Odasına çıkmaya çığlık atarak devam etmişti. Böyle bir filmden korkmasına şaşırmıştım açıkçası. Vampirli filmlere bayılırdım. Zaten hep ilgimi çekmişlerdi. Onlara karşı zaafım vardı sanırım. Biliyorum çılgıncaydı. Her neyse filme kaldığım yerden devam etmiştim. Film bittiğinde saat gece 3'ü gösteriyordu. Kalkıp odama çıktım. Emma uyumaya çalışırken ben mışıl mışıl uyuyordum.Sabah Emma'yla okula gelmiştik. Yeni bir kasabaya yerleşmek yeni bir okul demekti. Tahmin edileceği gibi okulun ilk günüydü. Emma sınıfına gitmişti bile. Ben ise okulun ne kadar eski ve tarihi olduğunu inceliyordum. Taştan duvarlar ve duvarlar da ise asılı değişik tablolar vardı. Ve ilginç yani insanı çekiyordu. Tablolara bakarken karnıma doğru çok sert bir darbe aldım ve kitaplarımı yere düşürdüm. Lanet olsun diye sayıklarken bana çarpan kişinin özür dileme zahmetine bile girmediğini fark etmiştim. Kendi kitaplarını toplayıp gidiyordu ki karşısına dikilip;
-Özür dilemen çok nazik bir davranış gerçekten teşekkür ederim, diyip zoraki bir bakış attım.
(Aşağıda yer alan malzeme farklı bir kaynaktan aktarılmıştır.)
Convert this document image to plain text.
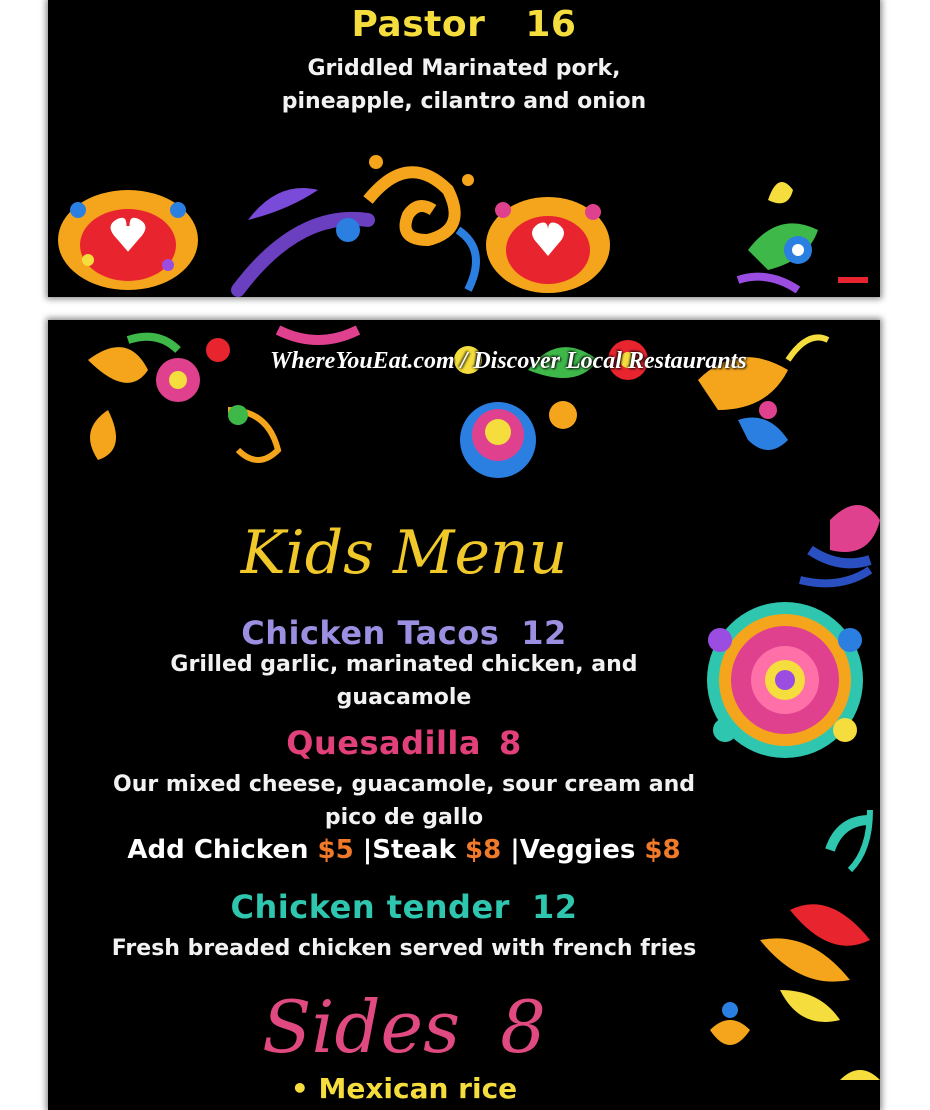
Pastor 16
Griddled Marinated pork,
pineapple, cilantro and onion
WhereYouEat.com / Discover Local Restaurants
Kids Menu
Chicken Tacos 12
Grilled garlic, marinated chicken, and
guacamole
Quesadilla 8
Our mixed cheese, guacamole, sour cream and
pico de gallo
Add Chicken $5 |Steak $8 |Veggies $8
Chicken tender 12
Fresh breaded chicken served with french fries
Sides 8
• Mexican rice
Gözlerime bakmaya bile gerek duymamıştı. Elinde ki telefonuna bakarak;
+Demek ki bazılarının daha dikkatli olması gerekiyor, dedi. Konuşmama bile fırsat vermeden yine geçip gidecekti ki durdurup
-Bana çarpan sendin! diyebilmiştim. Gerçekten tepem atmaya başlamıştı. Hala gözlerime bakmıyordu
-Biliyor musun umrumda değil, demişti. Ve bir an önce yanımdan çekip gitmek için anı kolluyor gibiydi. işte şimdi tepem atmıştı. Benden özür dilemesi gerekiyordu. "Seni küstah!" diyip tam tokat atmak için elimi kaldırmıştım ki elimi hava da sıkıca kavradı ve sonunda gözlerini telefonundan çekip gözlerime kitledi. Çok derin ve sinirli bakıyordu. Ayrıca elleri de buz gibiydi. Ona dokunmak buz kütlesine dokunmak gibi bir şey olmalıydı.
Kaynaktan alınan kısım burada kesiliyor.